In other words after you multiply your matrix $d1$ with a constant, the test statistic $X^2$ is multiplied by the same constant ${X^{(n)}}^2 =kX^2$. This is what you see in R when you use the option correct=FALSE in chisq.test (no continuity correction, because the above formula is for the $\chi^2$ test without continuity correction):

# for d1 X2=267.8571
chisq.test(d1, correct=FALSE)

# for d1/50 X2=267.8571 /50
d2 = d1/50
d2
chisq.test(d2, correct=FALSE)


So the test statistic ${X^{(n)}}^2$ changes (is multiplied by $k$) , but the degrees of freedom of the test $(r-1)(c-1)=2$ (r is the number of rows, c the number of columns) has remained the same and therefore the p-value changes.

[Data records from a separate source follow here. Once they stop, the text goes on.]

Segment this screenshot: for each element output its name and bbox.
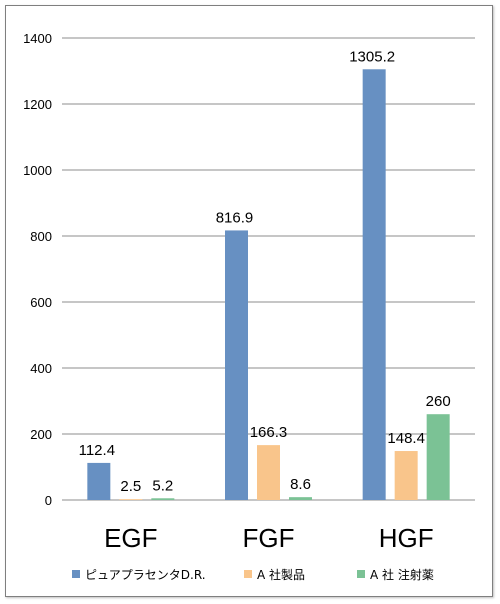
bar — [257, 445, 280, 500]
data-label: 816.9 — [216, 209, 254, 226]
legend-swatch — [72, 570, 80, 578]
y-tick-label: 600 — [30, 295, 52, 310]
bar — [394, 451, 418, 500]
data-label: 8.6 — [290, 476, 311, 493]
category-label: FGF — [243, 523, 295, 553]
bar — [362, 69, 386, 500]
legend-label: A 社 注射薬 — [370, 567, 434, 582]
bar — [119, 499, 143, 500]
data-label: 166.3 — [250, 424, 288, 441]
bar — [151, 498, 175, 500]
data-label: 2.5 — [120, 478, 141, 495]
bar — [426, 414, 450, 500]
y-tick-label: 800 — [30, 229, 52, 244]
legend-label: A 社製品 — [257, 567, 305, 582]
y-tick-label: 1400 — [23, 31, 52, 46]
y-tick-label: 0 — [45, 493, 52, 508]
bar — [289, 497, 312, 500]
category-label: EGF — [104, 523, 157, 553]
data-label: 5.2 — [152, 477, 173, 494]
legend-swatch — [244, 570, 252, 578]
data-label: 148.4 — [387, 430, 425, 447]
data-label: 112.4 — [79, 442, 115, 459]
data-label: 1305.2 — [349, 48, 395, 65]
y-tick-label: 200 — [30, 427, 52, 442]
legend-swatch — [357, 570, 365, 578]
bar — [87, 462, 111, 500]
y-tick-label: 1000 — [23, 163, 52, 178]
y-tick-label: 400 — [30, 361, 52, 376]
bar — [225, 230, 248, 500]
category-label: HGF — [379, 523, 434, 553]
y-tick-label: 1200 — [23, 97, 52, 112]
legend-label: ピュアプラセンタD.R. — [85, 568, 206, 582]
data-label: 260 — [426, 393, 451, 410]
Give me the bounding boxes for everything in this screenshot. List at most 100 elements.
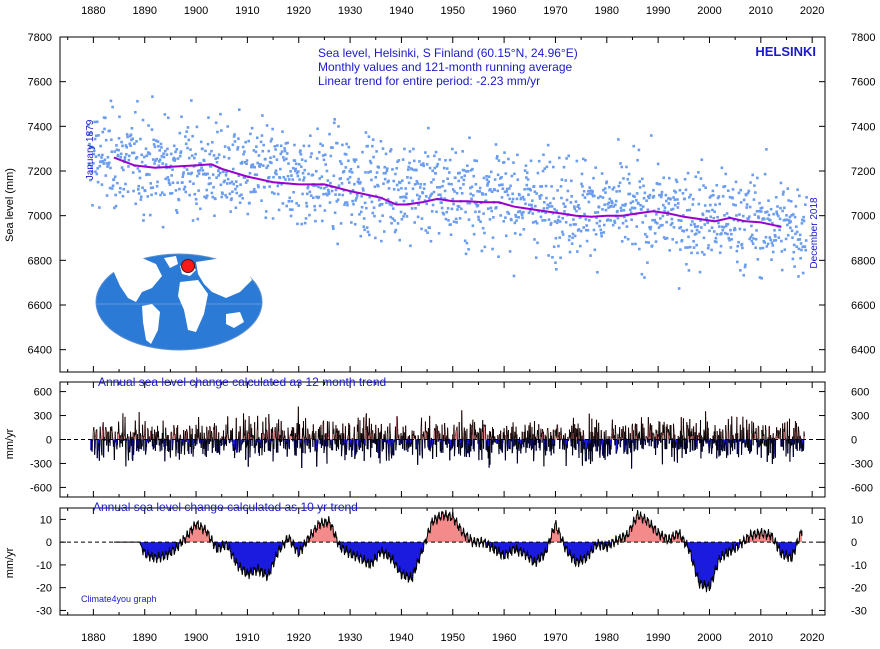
data-point xyxy=(627,172,631,176)
data-point xyxy=(210,149,213,153)
data-point xyxy=(644,232,647,236)
data-point xyxy=(725,212,729,215)
data-point xyxy=(669,223,673,227)
data-point xyxy=(473,159,476,162)
data-point xyxy=(242,152,245,156)
data-point xyxy=(679,248,682,251)
data-point xyxy=(785,218,789,222)
data-point xyxy=(421,191,425,195)
data-point xyxy=(88,142,91,146)
data-point xyxy=(391,207,395,210)
data-point xyxy=(234,206,238,210)
data-point xyxy=(654,221,657,224)
data-point xyxy=(739,188,743,192)
data-point xyxy=(533,190,537,194)
data-point xyxy=(344,166,348,169)
data-point xyxy=(735,260,739,264)
data-point xyxy=(290,174,293,177)
data-point xyxy=(374,175,378,179)
data-point xyxy=(700,250,704,254)
data-point xyxy=(548,205,551,208)
data-point xyxy=(252,188,256,191)
data-point xyxy=(368,195,372,199)
data-point xyxy=(644,214,648,218)
data-point xyxy=(401,195,405,199)
data-point xyxy=(558,220,562,223)
data-point xyxy=(412,159,416,163)
data-point xyxy=(802,215,805,219)
data-point xyxy=(261,114,264,117)
y-tick-label-left: 6800 xyxy=(28,255,52,267)
data-point xyxy=(665,236,669,240)
data-point xyxy=(226,125,230,128)
data-point xyxy=(116,181,119,185)
data-point xyxy=(120,140,123,144)
data-point xyxy=(202,172,205,176)
data-point xyxy=(631,200,635,203)
data-point xyxy=(190,154,194,158)
data-point xyxy=(466,169,470,173)
data-point xyxy=(791,257,795,261)
data-point xyxy=(359,180,362,184)
data-point xyxy=(368,233,371,237)
data-point xyxy=(309,194,313,197)
data-point xyxy=(698,270,702,274)
data-point xyxy=(621,221,625,225)
data-point xyxy=(574,200,578,203)
data-point xyxy=(712,216,716,220)
data-point xyxy=(797,247,801,251)
data-point xyxy=(96,180,100,184)
data-point xyxy=(676,206,680,209)
data-point xyxy=(472,174,476,178)
data-point xyxy=(749,181,752,184)
data-point xyxy=(395,183,399,187)
data-point xyxy=(547,218,551,221)
data-point xyxy=(318,177,322,180)
data-point xyxy=(281,202,285,205)
data-point xyxy=(558,236,562,239)
data-point xyxy=(267,176,271,179)
data-point xyxy=(213,214,216,218)
y-tick-label-right: 0 xyxy=(851,435,857,447)
data-point xyxy=(264,216,268,220)
data-point xyxy=(788,215,792,219)
data-point xyxy=(530,206,534,210)
y-tick-label-left: 300 xyxy=(34,411,52,423)
data-point xyxy=(144,147,148,151)
data-point xyxy=(199,162,203,166)
data-point xyxy=(310,152,313,155)
data-point xyxy=(691,220,694,223)
data-point xyxy=(170,174,173,177)
data-point xyxy=(399,210,403,214)
data-point xyxy=(531,212,535,215)
data-point xyxy=(314,169,318,173)
data-point xyxy=(262,143,265,147)
data-point xyxy=(211,140,214,144)
data-point xyxy=(351,188,355,192)
data-point xyxy=(682,214,685,217)
data-point xyxy=(741,214,745,218)
data-point xyxy=(210,191,214,195)
data-point xyxy=(239,183,242,186)
data-point xyxy=(743,228,746,232)
data-point xyxy=(300,165,303,168)
data-point xyxy=(251,163,255,166)
data-point xyxy=(94,170,97,174)
data-point xyxy=(130,127,134,130)
data-point xyxy=(520,211,523,215)
data-point xyxy=(583,212,586,216)
x-tick-label-top: 1970 xyxy=(543,5,567,17)
data-point xyxy=(790,213,793,217)
y-tick-label-left: 7400 xyxy=(28,121,52,133)
data-point xyxy=(347,145,351,149)
data-point xyxy=(701,213,705,217)
data-point xyxy=(424,229,428,232)
data-point xyxy=(618,189,621,193)
data-point xyxy=(729,246,733,249)
data-point xyxy=(363,201,367,205)
data-point xyxy=(286,141,289,145)
data-point xyxy=(468,136,471,140)
data-point xyxy=(637,148,641,152)
data-point xyxy=(187,138,191,142)
data-point xyxy=(243,150,246,153)
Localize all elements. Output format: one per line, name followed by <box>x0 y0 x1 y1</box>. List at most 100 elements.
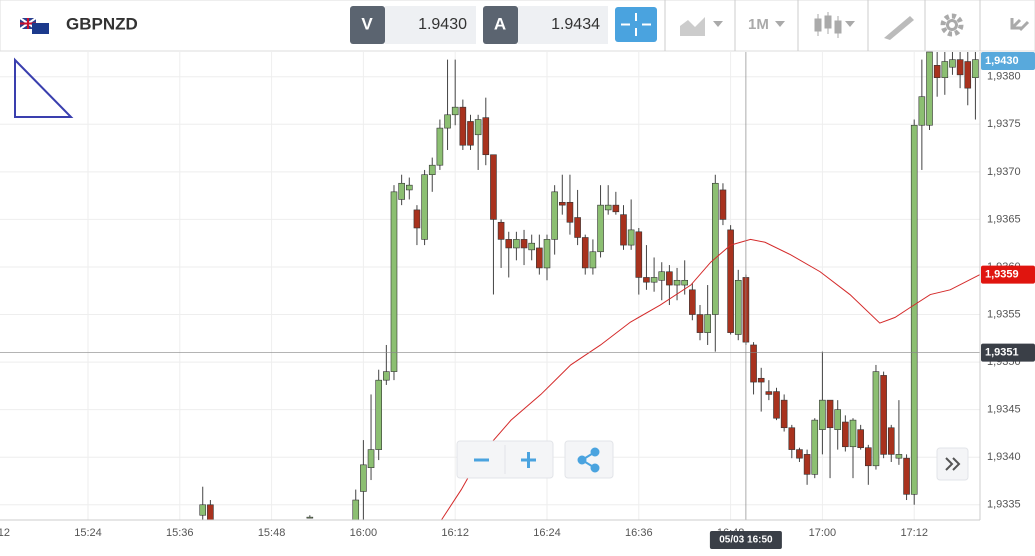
moving-average-badge: 1,9359 <box>985 268 1019 280</box>
candle-body <box>658 271 666 281</box>
candle-body <box>558 201 566 206</box>
moving-average-line <box>441 238 981 521</box>
candle-body <box>796 449 803 459</box>
candle-body <box>964 61 972 89</box>
share-button[interactable] <box>564 440 614 479</box>
candle-body <box>933 65 941 78</box>
candle-body <box>589 251 597 269</box>
y-tick-label: 1,9345 <box>987 404 1021 416</box>
candle-body <box>574 217 581 238</box>
candle-body <box>857 429 864 449</box>
crosshair-button[interactable] <box>615 7 657 42</box>
flag-nz <box>32 23 49 34</box>
candle-body <box>750 344 757 383</box>
candle-body <box>788 427 796 450</box>
x-tick-label: 17:00 <box>809 527 837 539</box>
candle-body <box>666 271 673 286</box>
candle-body <box>887 427 895 455</box>
candle-body <box>306 516 314 519</box>
x-tick-label: 16:24 <box>533 527 561 539</box>
candle-body <box>360 464 367 492</box>
candle-body <box>780 399 788 429</box>
toolbar: GBPNZD V 1.9430 A 1.9434 1M <box>0 0 1035 52</box>
candle-body <box>643 277 650 283</box>
candle-body <box>513 239 520 249</box>
triangle-drawing <box>14 57 74 118</box>
candle-body <box>451 106 459 116</box>
candle-body <box>459 106 467 146</box>
sell-price: 1.9430 <box>418 16 467 33</box>
candle-type-icon[interactable] <box>814 12 842 38</box>
candle-body <box>872 371 880 467</box>
settings-icon[interactable] <box>940 13 964 37</box>
candle-body <box>880 375 887 455</box>
crosshair-time-badge: 05/03 16:50 <box>719 535 773 546</box>
y-tick-label: 1,9340 <box>987 451 1021 463</box>
buy-price: 1.9434 <box>551 16 600 33</box>
candle-body <box>834 409 842 430</box>
collapse-icon[interactable] <box>1010 18 1030 32</box>
x-tick-label: 15:12 <box>0 527 10 539</box>
plot-area: 1,93351,93401,93451,93501,93551,93601,93… <box>0 51 1035 551</box>
candle-body <box>405 184 413 191</box>
candle-body <box>352 499 360 521</box>
x-tick-label: 15:36 <box>166 527 194 539</box>
chart-type-icon[interactable] <box>680 17 705 36</box>
x-tick-label: 17:12 <box>900 527 928 539</box>
candle-body <box>757 377 765 383</box>
candle-body <box>199 504 207 516</box>
x-tick-label: 16:36 <box>625 527 653 539</box>
y-tick-label: 1,9370 <box>987 166 1021 178</box>
symbol[interactable]: GBPNZD <box>66 14 138 33</box>
candle-body <box>650 277 658 283</box>
y-tick-label: 1,9335 <box>987 499 1021 511</box>
buy-price-box[interactable] <box>518 6 608 44</box>
drawing-tool-icon[interactable] <box>884 16 914 40</box>
candle-body <box>398 182 405 200</box>
candle-body <box>207 504 214 521</box>
crosshair-price-badge-bg <box>981 343 1035 362</box>
y-tick-label: 1,9355 <box>987 308 1021 320</box>
crosshair-time-badge-bg <box>709 531 782 549</box>
candle-body <box>528 242 535 251</box>
candle-body <box>704 314 711 333</box>
candle-body <box>482 117 490 156</box>
candle-body <box>895 454 903 459</box>
candle-body <box>505 239 513 249</box>
candle-body <box>926 51 933 126</box>
candle-body <box>689 289 696 315</box>
candle-body <box>941 61 949 78</box>
buy-button[interactable] <box>483 6 518 44</box>
candle-body <box>375 379 382 450</box>
sell-button[interactable] <box>350 6 385 44</box>
separators <box>664 0 981 51</box>
candle-body <box>467 121 474 146</box>
sell-price-box[interactable] <box>385 6 476 44</box>
sell-label: V <box>361 14 373 33</box>
candle-body <box>367 449 375 468</box>
candle-body <box>428 164 436 176</box>
candle-body <box>734 279 742 335</box>
zoom-in[interactable] <box>521 452 536 468</box>
candle-body <box>765 391 773 395</box>
current-price-badge: 1,9430 <box>985 55 1019 67</box>
candle-body <box>436 127 444 166</box>
candle-body <box>581 237 589 269</box>
candle-body <box>551 191 558 240</box>
price-axis-bg <box>980 52 1035 551</box>
candle-body <box>543 239 551 269</box>
candle-body <box>819 399 826 430</box>
candle-body <box>719 189 727 220</box>
candle-body <box>421 174 428 240</box>
timeframe[interactable]: 1M <box>748 16 769 33</box>
x-tick-label: 15:48 <box>258 527 286 539</box>
candle-body <box>811 419 819 475</box>
x-tick-label: 15:24 <box>74 527 102 539</box>
candle-body <box>903 457 910 495</box>
candle-body <box>612 204 620 213</box>
candle-body <box>383 371 390 381</box>
candle-body <box>673 279 681 286</box>
candle-body <box>520 239 528 249</box>
y-tick-label: 1,9375 <box>987 118 1021 130</box>
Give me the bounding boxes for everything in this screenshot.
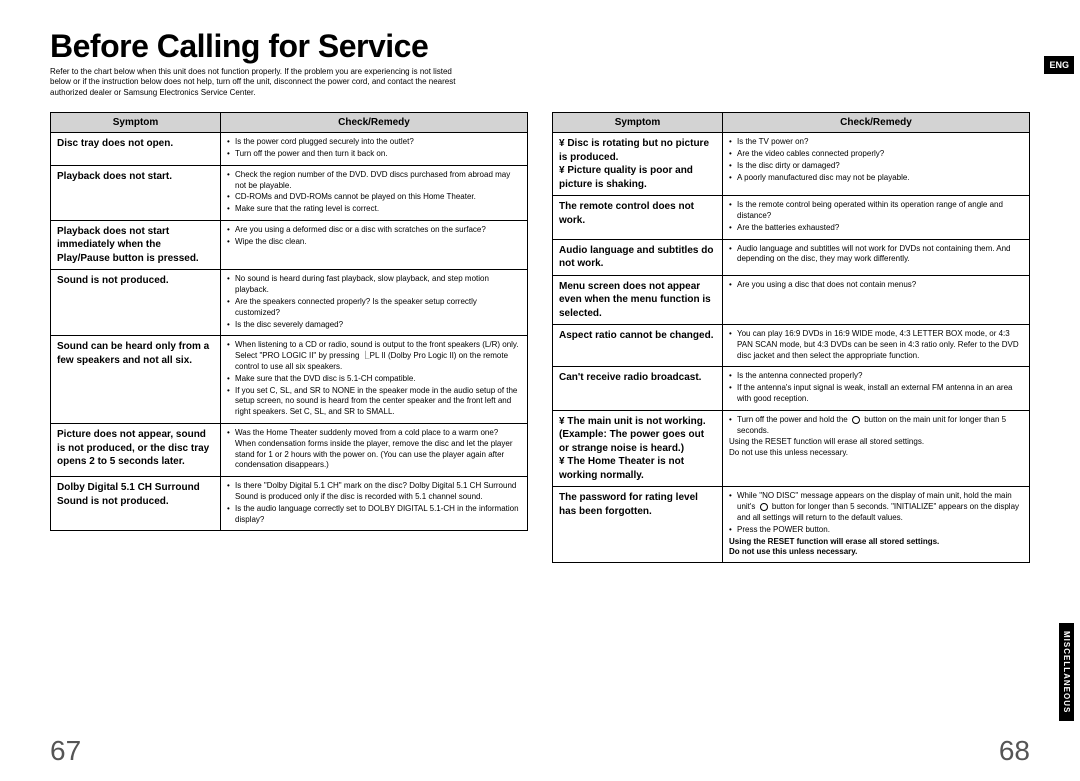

Is that normal ? Well what you do when you multiply the table with a factor $k$ is 'simulating' a change in sample size, and as the sample size increases, the results will become more significant:

#significant at 1pct level
chisq.test(d1, correct=FALSE)

#smaller sample size, insignificant at 1pct level
d<-d1/50
chisq.test(d, correct=FALSE)

# even worse, some cells have expected counts below 5 if sample too small and then problems with $\chi^$ approximation
d<-d1/100
chisq.test(d, correct=FALSE)


For the first question I point to the hypothesis that is tested in the $\chi^2$ test for contingency tables: $H_0: \text{ the row-variable is independent of the column variable }$ versus $H_1: \text{ the row-variable is dependent of the column variable }$.
I refer to the answer What follows if we fail to reject the null hypothesis?, to illustrate that 'statitistical evidence' can only be found for $H_1$, so to answer your first question, with the $\chi^2$ test you can find statitistical evidence that the row variable and the column variable are dependent (when you reject $H_0$) however, if you can not reject $H_0$ then you have to conclude that 'there is no evidence that they are dependent so we accept the assumption that they are independent'. So you can not 'detect' that there is 'no association'.
In your comments you say that $H_0$ is rejected (for $d1$) although there was no difference between type 2 and type 3. However, $\chi^2$ tests whether the row variable and the column variable are dependent. 'Type 2' and 'Type 3' are values that can be taken by the column variable.
So with the $\chi^2$ test based on your table $d1$ you conclude that the 'yes/no' answer depends on the variable 'type'. To find differences for the different values of the variable 'type' you will have to analyse the terms of $X^2$ namely $\frac{(o_{ij}-e_{ij})^2}{e_{ij}}$ or if you want the sign of 'deviation' then $\frac{(o_{ij}-e_{ij})}{\sqrt{e_{ij}}}$.
If you are sure that there is no difference between 'type 2' and 'type 3' then you can, or you should, work with a $2 \times 2$ table where the last two columns of $d1$ are aggregated.